Un album passé entre plusieurs mains
Comment PleasrDAO est-il donc parvenu à racheter l’album du Wu-Tang Clan, pour « seulement » le double de son prix d’origine ? La vente aux enchères a été organisée en juillet dernier par la justice américaine pour régler le contentieux de Martin Shkreli, un des hommes les plus détestés d’Amérique. Shkreli avait notamment diffusé des extraits de l’album lors de la victoire de Donald Trump en 2016 et avait plusieurs fois menacé de le détruire. Celui-ci s’était fait connaître du grand public en 2015 pour avoir multiplié par 55 le prix du Daraprim (passant alors de 13,5 à 775 dollars le comprimé), un médicament destiné aux séropositifs. Il sera arrêté fin 2015 par la justice américaine pour fraude en matière de valeurs mobilières.
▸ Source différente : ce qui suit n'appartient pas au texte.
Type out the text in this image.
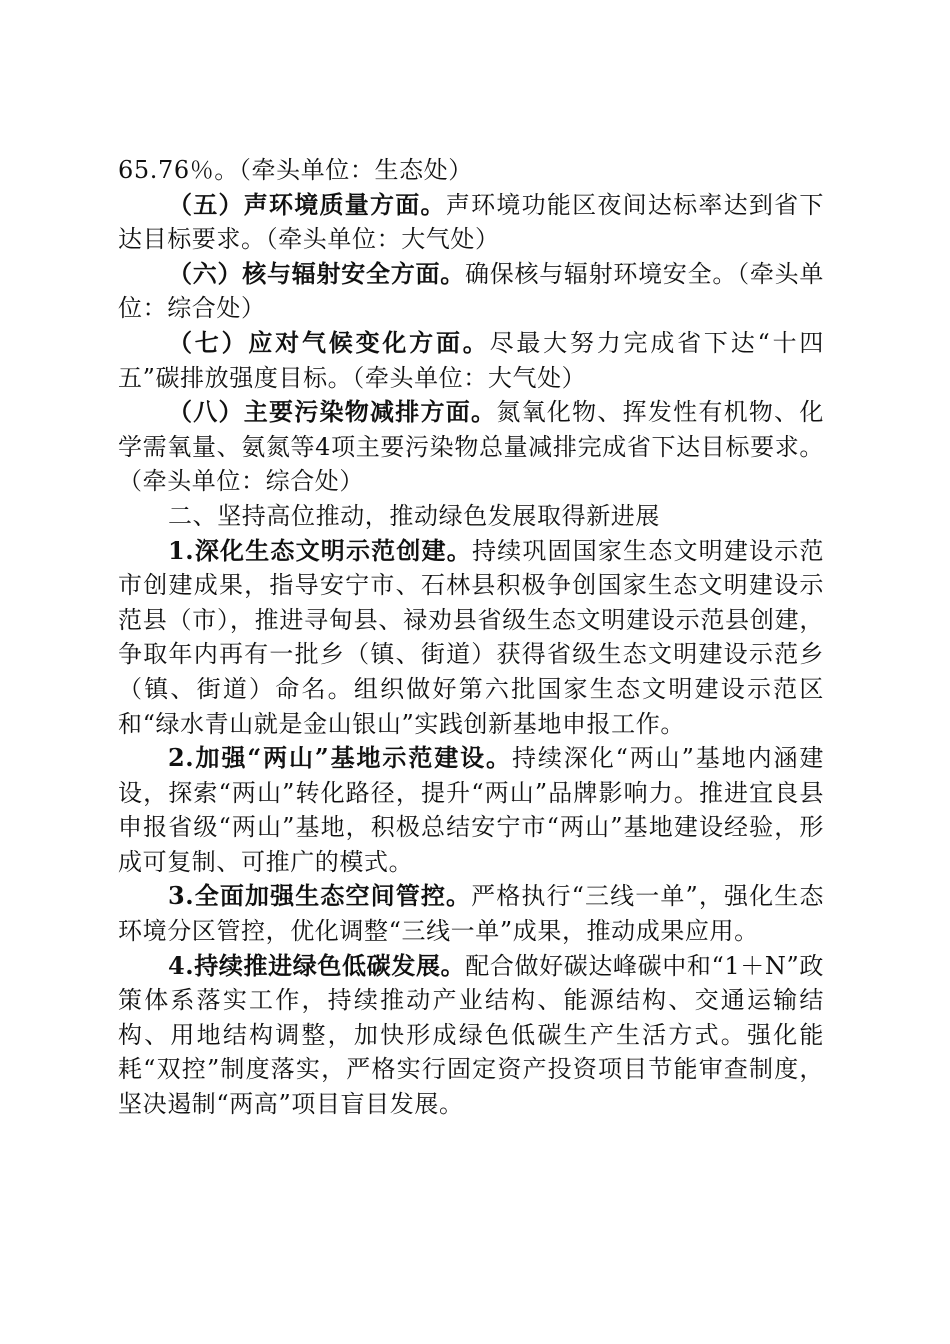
65.76％。（牵头单位：生态处）

（五）声环境质量方面。声环境功能区夜间达标率达到省下达目标要求。（牵头单位：大气处）

（六）核与辐射安全方面。确保核与辐射环境安全。（牵头单位：综合处）

（七）应对气候变化方面。尽最大努力完成省下达“十四五”碳排放强度目标。（牵头单位：大气处）

（八）主要污染物减排方面。氮氧化物、挥发性有机物、化学需氧量、氨氮等4项主要污染物总量减排完成省下达目标要求。（牵头单位：综合处）

二、坚持高位推动，推动绿色发展取得新进展

1.深化生态文明示范创建。持续巩固国家生态文明建设示范市创建成果，指导安宁市、石林县积极争创国家生态文明建设示范县（市），推进寻甸县、禄劝县省级生态文明建设示范县创建，争取年内再有一批乡（镇、街道）获得省级生态文明建设示范乡（镇、街道）命名。组织做好第六批国家生态文明建设示范区和“绿水青山就是金山银山”实践创新基地申报工作。

2.加强“两山”基地示范建设。持续深化“两山”基地内涵建设，探索“两山”转化路径，提升“两山”品牌影响力。推进宜良县申报省级“两山”基地，积极总结安宁市“两山”基地建设经验，形成可复制、可推广的模式。

3.全面加强生态空间管控。严格执行“三线一单”，强化生态环境分区管控，优化调整“三线一单”成果，推动成果应用。

4.持续推进绿色低碳发展。配合做好碳达峰碳中和“1＋N”政策体系落实工作，持续推动产业结构、能源结构、交通运输结构、用地结构调整，加快形成绿色低碳生产生活方式。强化能耗“双控”制度落实，严格实行固定资产投资项目节能审查制度，坚决遏制“两高”项目盲目发展。
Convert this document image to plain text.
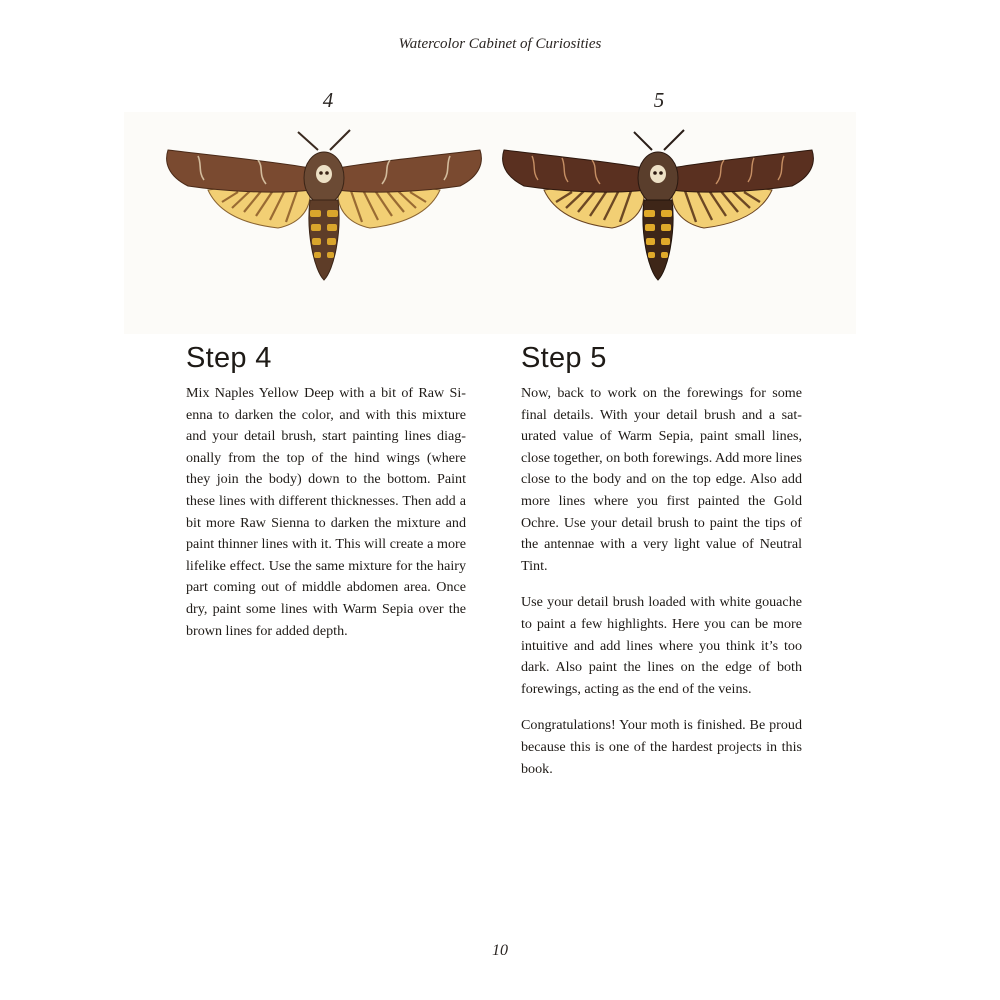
Watercolor Cabinet of Curiosities
4	5
Step 4

Mix Naples Yellow Deep with a bit of Raw Sienna to darken the color, and with this mixture and your detail brush, start painting lines diagonally from the top of the hind wings (where they join the body) down to the bottom. Paint these lines with different thicknesses. Then add a bit more Raw Sienna to darken the mixture and paint thinner lines with it. This will create a more lifelike effect. Use the same mixture for the hairy part coming out of middle abdomen area. Once dry, paint some lines with Warm Sepia over the brown lines for added depth.

Step 5

Now, back to work on the forewings for some final details. With your detail brush and a saturated value of Warm Sepia, paint small lines, close together, on both forewings. Add more lines close to the body and on the top edge. Also add more lines where you first painted the Gold Ochre. Use your detail brush to paint the tips of the antennae with a very light value of Neutral Tint.

Use your detail brush loaded with white gouache to paint a few highlights. Here you can be more intuitive and add lines where you think it’s too dark. Also paint the lines on the edge of both forewings, acting as the end of the veins.

Congratulations! Your moth is finished. Be proud because this is one of the hardest projects in this book.

10
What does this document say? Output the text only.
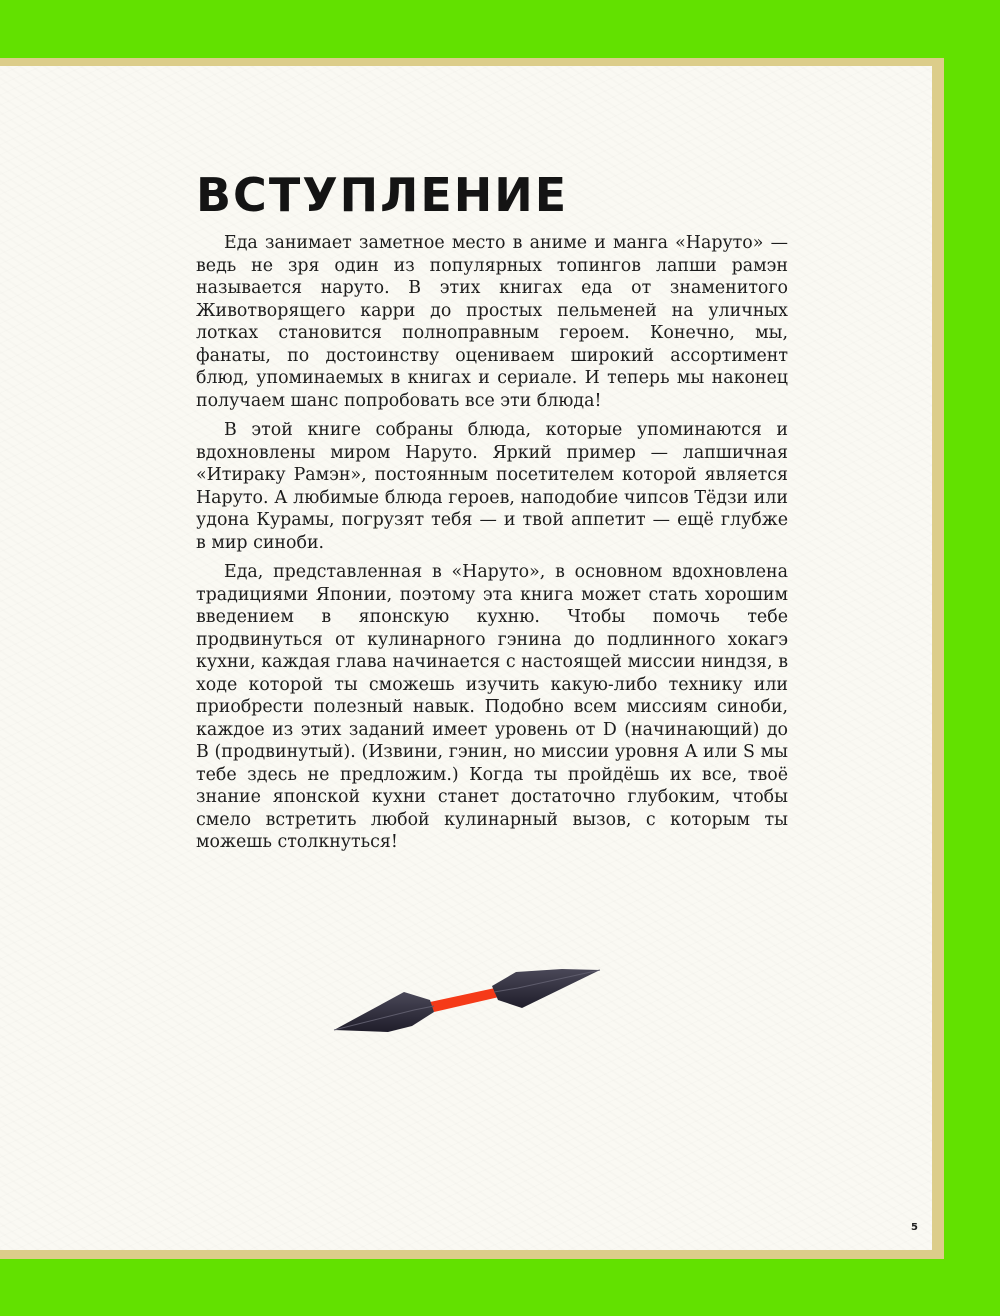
ВСТУПЛЕНИЕ

Еда занимает заметное место в аниме и манга «Наруто» — ведь не зря один из популярных топингов лапши рамэн называется наруто. В этих книгах еда от знаменитого Животворящего карри до простых пельменей на уличных лотках становится полноправным героем. Конечно, мы, фанаты, по достоинству оцениваем широкий ассортимент блюд, упоминаемых в книгах и сериале. И теперь мы наконец получаем шанс попробовать все эти блюда!

В этой книге собраны блюда, которые упоминаются и вдохновлены миром Наруто. Яркий пример — лапшичная «Итираку Рамэн», постоянным посетителем которой является Наруто. А любимые блюда героев, наподобие чипсов Тёдзи или удона Курамы, погрузят тебя — и твой аппетит — ещё глубже в мир синоби.

Еда, представленная в «Наруто», в основном вдохновлена традициями Японии, поэтому эта книга может стать хорошим введением в японскую кухню. Чтобы помочь тебе продвинуться от кулинарного гэнина до подлинного хокагэ кухни, каждая глава начинается с настоящей миссии ниндзя, в ходе которой ты сможешь изучить какую-либо технику или приобрести полезный навык. Подобно всем миссиям синоби, каждое из этих заданий имеет уровень от D (начинающий) до B (продвинутый). (Извини, гэнин, но миссии уровня A или S мы тебе здесь не предложим.) Когда ты пройдёшь их все, твоё знание японской кухни станет достаточно глубоким, чтобы смело встретить любой кулинарный вызов, с которым ты можешь столкнуться!

5
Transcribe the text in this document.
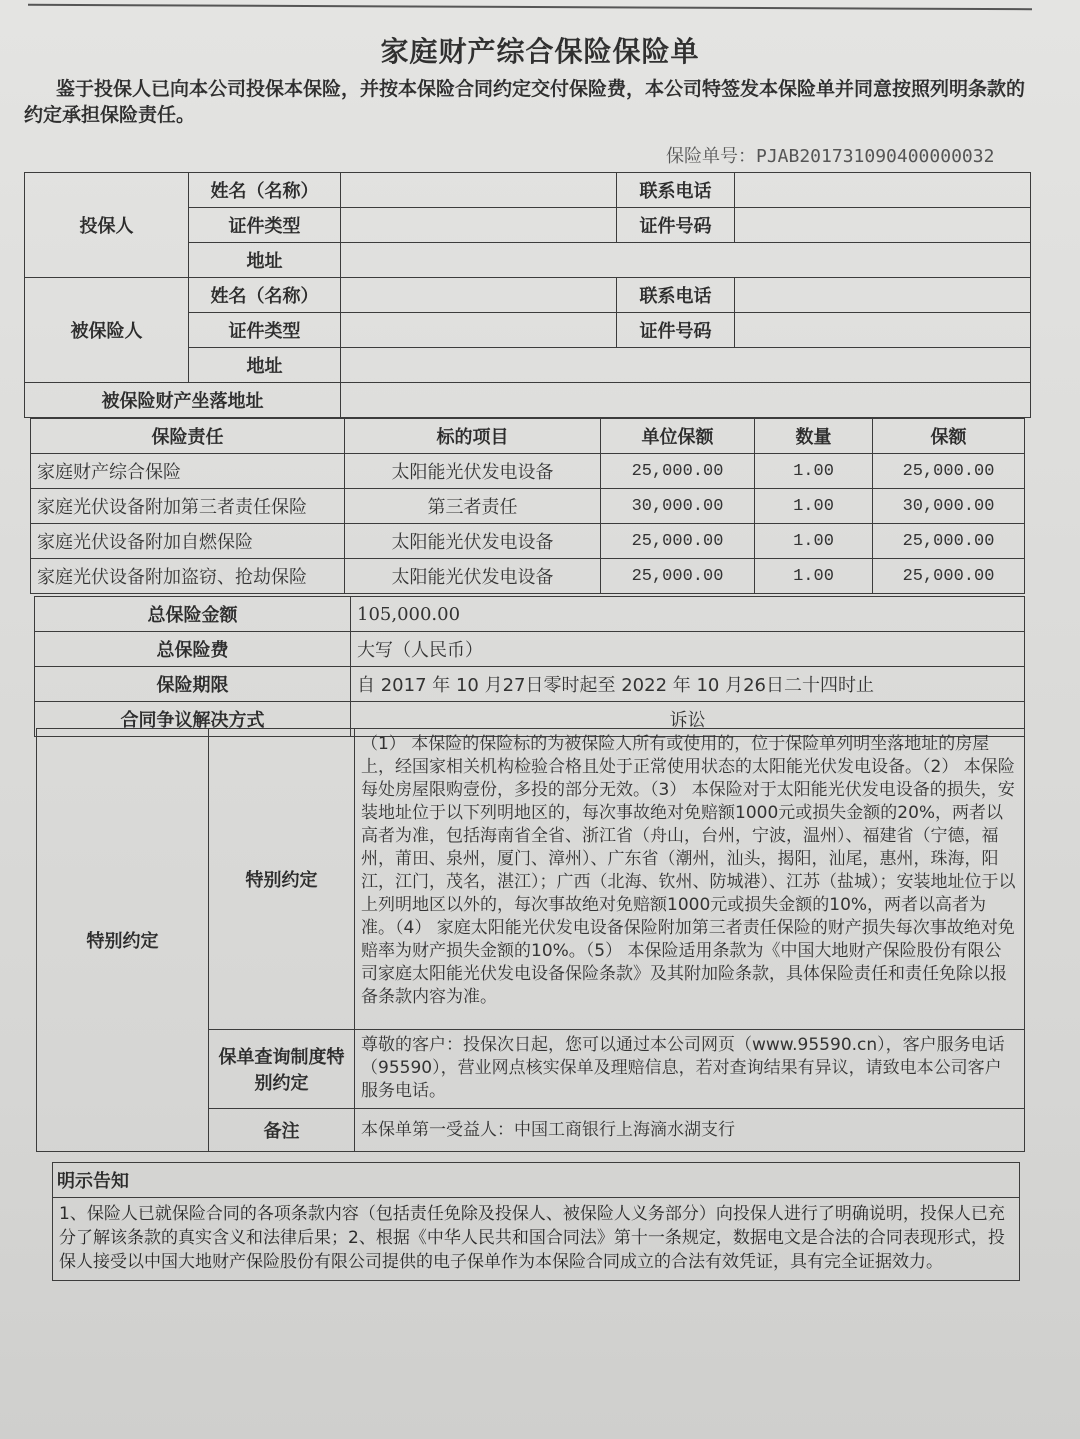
家庭财产综合保险保险单
鉴于投保人已向本公司投保本保险，并按本保险合同约定交付保险费，本公司特签发本保险单并同意按照列明条款的约定承担保险责任。
保险单号：PJAB201731090400000032
投保人	姓名（名称）		联系电话	
	证件类型		证件号码	
	地址			
被保险人	姓名（名称）		联系电话	
	证件类型		证件号码	
	地址			
被保险财产坐落地址				
保险责任	标的项目	单位保额	数量	保额
家庭财产综合保险	太阳能光伏发电设备	25,000.00	1.00	25,000.00
家庭光伏设备附加第三者责任保险	第三者责任	30,000.00	1.00	30,000.00
家庭光伏设备附加自燃保险	太阳能光伏发电设备	25,000.00	1.00	25,000.00
家庭光伏设备附加盗窃、抢劫保险	太阳能光伏发电设备	25,000.00	1.00	25,000.00
总保险金额	105,000.00
总保险费	大写（人民币）
保险期限	自 2017 年 10 月27日零时起至 2022 年 10 月26日二十四时止
合同争议解决方式	诉讼
特别约定	特别约定	（1） 本保险的保险标的为被保险人所有或使用的，位于保险单列明坐落地址的房屋上，经国家相关机构检验合格且处于正常使用状态的太阳能光伏发电设备。（2） 本保险每处房屋限购壹份，多投的部分无效。（3） 本保险对于太阳能光伏发电设备的损失，安装地址位于以下列明地区的，每次事故绝对免赔额1000元或损失金额的20%，两者以高者为准，包括海南省全省、浙江省（舟山，台州，宁波，温州）、福建省（宁德，福州，莆田、泉州，厦门、漳州）、广东省（潮州，汕头，揭阳，汕尾，惠州，珠海，阳江，江门，茂名，湛江）；广西（北海、钦州、防城港）、江苏（盐城）；安装地址位于以上列明地区以外的，每次事故绝对免赔额1000元或损失金额的10%，两者以高者为准。（4） 家庭太阳能光伏发电设备保险附加第三者责任保险的财产损失每次事故绝对免赔率为财产损失金额的10%。（5） 本保险适用条款为《中国大地财产保险股份有限公司家庭太阳能光伏发电设备保险条款》及其附加险条款，具体保险责任和责任免除以报备条款内容为准。
	保单查询制度特别约定	尊敬的客户：投保次日起，您可以通过本公司网页（www.95590.cn），客户服务电话（95590），营业网点核实保单及理赔信息，若对查询结果有异议，请致电本公司客户服务电话。
	备注	本保单第一受益人：中国工商银行上海滴水湖支行
明示告知
1、保险人已就保险合同的各项条款内容（包括责任免除及投保人、被保险人义务部分）向投保人进行了明确说明，投保人已充分了解该条款的真实含义和法律后果；2、根据《中华人民共和国合同法》第十一条规定，数据电文是合法的合同表现形式，投保人接受以中国大地财产保险股份有限公司提供的电子保单作为本保险合同成立的合法有效凭证，具有完全证据效力。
Après coup, les membres du Wu-Tang Clan ont déclaré qu’ils ne connaissaient pas l’identité de leur acheteur et qu’en conséquence ils reverseraient une part significative des revenus engendrés par la vente à des causes caritatives.
Avec ce changement de propriétaire, les fans ont donc bon espoir de découvrir enfin Once upon a time in Shaolin, qui ne peut toujours pas être commercialisé (du moins pas avant l’année 2103, précisons-le) mais peut néanmoins faire l’objet de sessions d’écoute. A moins que ce dernier soit mis en ligne gratuitement par ses acquéreurs, en faisant ainsi un bien public ? Rien n’est moins sûr. Il se pourrait ainsi que l’avenir de l’album le plus cher du monde se joue sur le terrain de la blockchain, cette technologie de stockage et de transmission des données qui bouleverse actuellement le monde de l’art.